La demande d’ordonnance vise aussi à faire suspendre les réclamations des créanciers et l’exercice de certains droits contractuels, ainsi qu’à faire approuver un financement temporaire devant être accordé par des banques afin de financer le processus de vente et les activités de Colabor pendant sa restructuration.

La négociation des actions de Colabor à la Bourse de Toronto est interrompue.
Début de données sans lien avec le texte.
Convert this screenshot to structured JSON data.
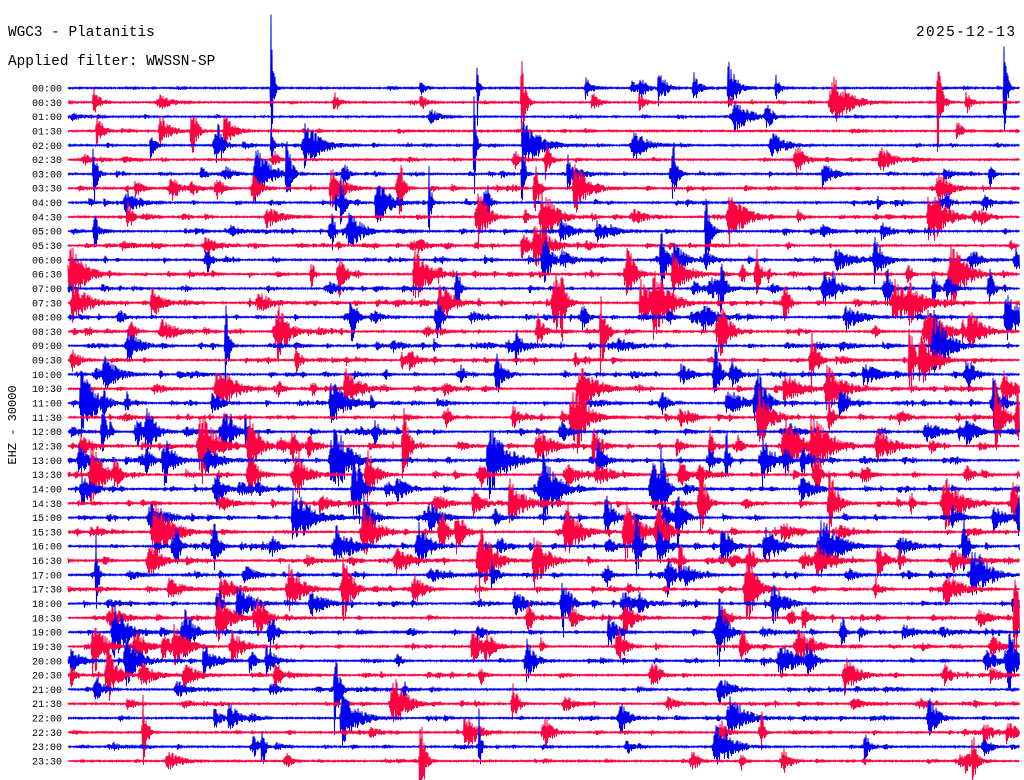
{
  "chart_data": {
    "type": "line",
    "title": "WGC3 - Platanitis",
    "date": "2025-12-13",
    "subtitle": "Applied filter: WWSSN-SP",
    "ylabel": "EHZ - 30000",
    "scale": 30000,
    "line_colors": [
      "#0000f0",
      "#ff0040"
    ],
    "rows": [
      {
        "label": "00:00",
        "level": 0.12,
        "events": [
          {
            "minute": 6.4,
            "amplitude": 184000,
            "duration_s": 8
          },
          {
            "minute": 11.1,
            "amplitude": 20000,
            "duration_s": 20
          },
          {
            "minute": 12.9,
            "amplitude": 88000,
            "duration_s": 6
          },
          {
            "minute": 16.3,
            "amplitude": 25000,
            "duration_s": 30
          },
          {
            "minute": 18.0,
            "amplitude": 31000,
            "duration_s": 30
          },
          {
            "minute": 18.6,
            "amplitude": 52000,
            "duration_s": 25
          },
          {
            "minute": 19.7,
            "amplitude": 38000,
            "duration_s": 25
          },
          {
            "minute": 20.8,
            "amplitude": 63000,
            "duration_s": 30
          },
          {
            "minute": 22.3,
            "amplitude": 31000,
            "duration_s": 20
          },
          {
            "minute": 29.5,
            "amplitude": 176000,
            "duration_s": 8
          }
        ]
      },
      {
        "label": "00:30",
        "level": 0.22,
        "events": [
          {
            "minute": 0.8,
            "amplitude": 46000,
            "duration_s": 20
          },
          {
            "minute": 11.1,
            "amplitude": 21000,
            "duration_s": 30
          },
          {
            "minute": 16.5,
            "amplitude": 29000,
            "duration_s": 25
          },
          {
            "minute": 18.0,
            "amplitude": 25000,
            "duration_s": 25
          },
          {
            "minute": 27.4,
            "amplitude": 115000,
            "duration_s": 15
          },
          {
            "minute": 28.3,
            "amplitude": 31000,
            "duration_s": 20
          }
        ]
      },
      {
        "label": "01:00",
        "level": 0.2
      },
      {
        "label": "01:30",
        "level": 0.25,
        "events": [
          {
            "minute": 0.9,
            "amplitude": 38000,
            "duration_s": 25
          },
          {
            "minute": 28.0,
            "amplitude": 25000,
            "duration_s": 25
          }
        ]
      },
      {
        "label": "02:00",
        "level": 0.35,
        "events": [
          {
            "minute": 2.6,
            "amplitude": 31000,
            "duration_s": 20
          },
          {
            "minute": 6.4,
            "amplitude": 63000,
            "duration_s": 10
          },
          {
            "minute": 12.8,
            "amplitude": 210000,
            "duration_s": 6
          }
        ]
      },
      {
        "label": "02:30",
        "level": 0.45
      },
      {
        "label": "03:00",
        "level": 0.55,
        "events": [
          {
            "minute": 0.8,
            "amplitude": 94000,
            "duration_s": 12
          },
          {
            "minute": 14.3,
            "amplitude": 84000,
            "duration_s": 10
          }
        ]
      },
      {
        "label": "03:30",
        "level": 0.6
      },
      {
        "label": "04:00",
        "level": 0.65
      },
      {
        "label": "04:30",
        "level": 0.65
      },
      {
        "label": "05:00",
        "level": 0.7
      },
      {
        "label": "05:30",
        "level": 0.7
      },
      {
        "label": "06:00",
        "level": 0.75
      },
      {
        "label": "06:30",
        "level": 0.75
      },
      {
        "label": "07:00",
        "level": 0.75
      },
      {
        "label": "07:30",
        "level": 0.8
      },
      {
        "label": "08:00",
        "level": 0.8
      },
      {
        "label": "08:30",
        "level": 0.8
      },
      {
        "label": "09:00",
        "level": 0.8
      },
      {
        "label": "09:30",
        "level": 0.8
      },
      {
        "label": "10:00",
        "level": 0.8
      },
      {
        "label": "10:30",
        "level": 0.85
      },
      {
        "label": "11:00",
        "level": 0.85
      },
      {
        "label": "11:30",
        "level": 0.85
      },
      {
        "label": "12:00",
        "level": 0.85
      },
      {
        "label": "12:30",
        "level": 0.85
      },
      {
        "label": "13:00",
        "level": 0.9
      },
      {
        "label": "13:30",
        "level": 0.9
      },
      {
        "label": "14:00",
        "level": 0.85
      },
      {
        "label": "14:30",
        "level": 0.85
      },
      {
        "label": "15:00",
        "level": 0.85
      },
      {
        "label": "15:30",
        "level": 0.85
      },
      {
        "label": "16:00",
        "level": 0.85
      },
      {
        "label": "16:30",
        "level": 0.85
      },
      {
        "label": "17:00",
        "level": 0.85
      },
      {
        "label": "17:30",
        "level": 0.8
      },
      {
        "label": "18:00",
        "level": 0.75
      },
      {
        "label": "18:30",
        "level": 0.75
      },
      {
        "label": "19:00",
        "level": 0.7
      },
      {
        "label": "19:30",
        "level": 0.7
      },
      {
        "label": "20:00",
        "level": 0.65
      },
      {
        "label": "20:30",
        "level": 0.6
      },
      {
        "label": "21:00",
        "level": 0.55
      },
      {
        "label": "21:30",
        "level": 0.55
      },
      {
        "label": "22:00",
        "level": 0.5
      },
      {
        "label": "22:30",
        "level": 0.45
      },
      {
        "label": "23:00",
        "level": 0.45,
        "events": [
          {
            "minute": 6.1,
            "amplitude": 94000,
            "duration_s": 10
          },
          {
            "minute": 12.95,
            "amplitude": 84000,
            "duration_s": 8
          },
          {
            "minute": 25.1,
            "amplitude": 38000,
            "duration_s": 20
          }
        ]
      },
      {
        "label": "23:30",
        "level": 0.4,
        "events": [
          {
            "minute": 28.5,
            "amplitude": 84000,
            "duration_s": 15
          }
        ]
      }
    ]
  }
}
L’action vaut actuellement 4 cents, l’équivalent d’une capitalisation boursière de 4 millions.

Colabor valait une centaine de millions en Bourse au moment de la détection d’une brèche de sécurité informatique en juillet dernier.

Colabor attribue ses problèmes financiers à plusieurs éléments, notamment au ralentissement des marchés de la restauration et du détail dans les dernières années et à un contexte macroéconomique difficile, lit-on dans un document déposé devant les tribunaux.

La santé financière de Colabor a également été affectée par l’échéance en 2024 d’une de ses ententes avec un client institutionnel gouvernemental qui représentait plus de 12 % des revenus de Colabor pour l’exercice 2024, est-il précisé.

« Bien que l’entente fût renouvelée, les conditions économiques prévalant sur le marché à ce moment étaient nettement moins avantageuses pour Colabor, de sorte que sa marge de profits a été substantiellement réduite. »

Il est aussi souligné qu’en juin dernier, quelques semaines avant que les activités soient perturbées par une cyberattaque, l’entreprise a augmenté son endettement afin de financer l’acquisition des actifs liés aux activités de distribution alimentaire d’Alimplus.

Le départ de l’ex-PDG Louis Frenette a été annoncé à l’automne dans la foulée de l’incident de cybersécurité ayant affecté de façon importante l’approvisionnement des clients restaurateurs durant la période achalandée des vacances de la construction cet été.

À court de liquidités, l’entreprise n’a pas été en mesure de satisfaire aux exigences permettant le refinancement de ses facilités de crédit et l’obtention de capitaux.

Colabor a fait le saut en Bourse en 2005 et est actif dans plusieurs régions du Québec, incluant une partie de la Côte-Nord et de la Basse-Côte-Nord, et du Nouveau-Brunswick.

L’entreprise a été fondée au Québec en 1962 par 37 distributeurs formant une coopérative d’achat pour acquérir des produits de confiserie en plus grandes quantités.

Au fil des années, Colabor s’est positionné au Québec et dans les provinces atlantiques en distribution et vente en gros dans les créneaux de l’hôtellerie, de la restauration, des marchés institutionnels et du marché du détail de nombreux produits, incluant des produits secs, des produits de beauté et de soins, des produits réfrigérés, des aliments surgelés et d’autres produits alimentaires, produits liés à l’alimentation et produits non alimentaires.